As my heart continues to be recreated by our loving God (because I’ll tell ya, God’s got a long way to go yet on my heart!), it continues to hurt, but it also continues to bring new life and new perspective. And that is why this prayer remains essential: “Create in me a clean heart, O God, and renew a right spirit within me.” It was David’s prayer when he recognized the depth and reach of his sin. It has been the prayer of many generations of Jews and Christians who have prayed this Psalm. And it is our prayer, as we enter this Lenten season: that God would use this time to open us to the possibility of newness and change. At the end of Lent, we will see how God turns death and loss into life and victory through Jesus Christ; and so, let us, as we pray these ancient words, also pray that God would create life and victory in us.
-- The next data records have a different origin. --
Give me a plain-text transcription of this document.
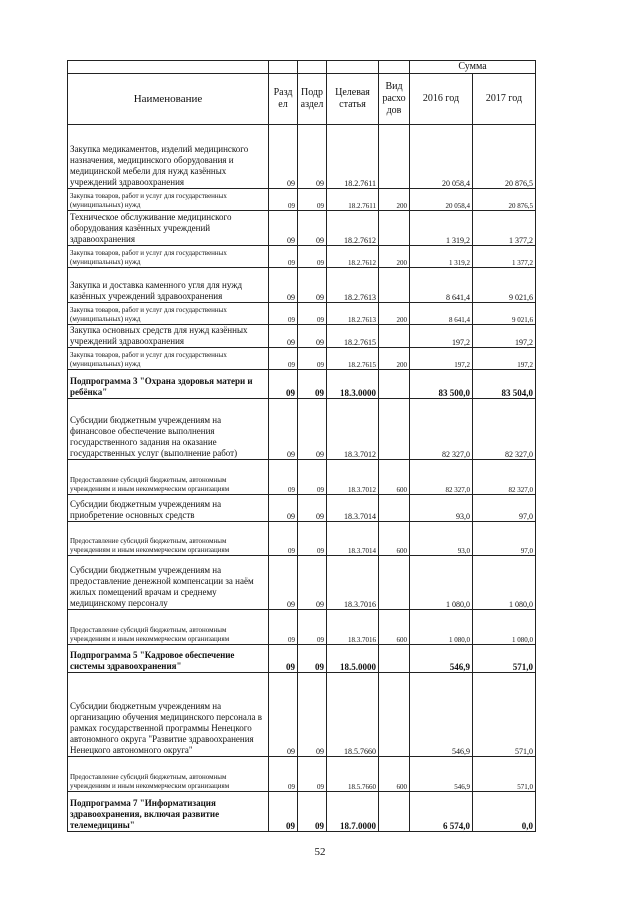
					Сумма	
Наименование	Разд ел	Подр аздел	Целевая статья	Вид расхо дов	2016 год	2017 год
Закупка медикаментов, изделий медицинского назначения, медицинского оборудования и медицинской мебели для нужд казённых учреждений здравоохранения	09	09	18.2.7611		20 058,4	20 876,5
Закупка товаров, работ и услуг для государственных (муниципальных) нужд	09	09	18.2.7611	200	20 058,4	20 876,5
Техническое обслуживание медицинского оборудования казённых учреждений здравоохранения	09	09	18.2.7612		1 319,2	1 377,2
Закупка товаров, работ и услуг для государственных (муниципальных) нужд	09	09	18.2.7612	200	1 319,2	1 377,2
Закупка и доставка каменного угля для нужд казённых учреждений здравоохранения	09	09	18.2.7613		8 641,4	9 021,6
Закупка товаров, работ и услуг для государственных (муниципальных) нужд	09	09	18.2.7613	200	8 641,4	9 021,6
Закупка основных средств для нужд казённых учреждений здравоохранения	09	09	18.2.7615		197,2	197,2
Закупка товаров, работ и услуг для государственных (муниципальных) нужд	09	09	18.2.7615	200	197,2	197,2
Подпрограмма 3 "Охрана здоровья матери и ребёнка"	09	09	18.3.0000		83 500,0	83 504,0
Субсидии бюджетным учреждениям на финансовое обеспечение выполнения государственного задания на оказание государственных услуг (выполнение работ)	09	09	18.3.7012		82 327,0	82 327,0
Предоставление субсидий бюджетным, автономным учреждениям и иным некоммерческим организациям	09	09	18.3.7012	600	82 327,0	82 327,0
Субсидии бюджетным учреждениям на приобретение основных средств	09	09	18.3.7014		93,0	97,0
Предоставление субсидий бюджетным, автономным учреждениям и иным некоммерческим организациям	09	09	18.3.7014	600	93,0	97,0
Субсидии бюджетным учреждениям на предоставление денежной компенсации за наём жилых помещений врачам и среднему медицинскому персоналу	09	09	18.3.7016		1 080,0	1 080,0
Предоставление субсидий бюджетным, автономным учреждениям и иным некоммерческим организациям	09	09	18.3.7016	600	1 080,0	1 080,0
Подпрограмма 5 "Кадровое обеспечение системы здравоохранения"	09	09	18.5.0000		546,9	571,0
Субсидии бюджетным учреждениям на организацию обучения медицинского персонала в рамках государственной программы Ненецкого автономного округа "Развитие здравоохранения Ненецкого автономного округа"	09	09	18.5.7660		546,9	571,0
Предоставление субсидий бюджетным, автономным учреждениям и иным некоммерческим организациям	09	09	18.5.7660	600	546,9	571,0
Подпрограмма 7 "Информатизация здравоохранения, включая развитие телемедицины"	09	09	18.7.0000		6 574,0	0,0
52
            Let us pray… Holy God, create in us clean hearts, and renew a right spirit within us. Cast us not away from your presence, but bring us ever closer to you, as we work to open ourselves to your life-changing creativity in our lives. In the name of the Father and the Son and the Holy Spirit. Amen.    


[1] I know, paper bags have their issues too, especially with the water used to produce them and their increased weight and cost in shipping. Even cloth bags have their negative impact, although it is less the more times you use them. Consumerism causes damage to the environment, no way around it!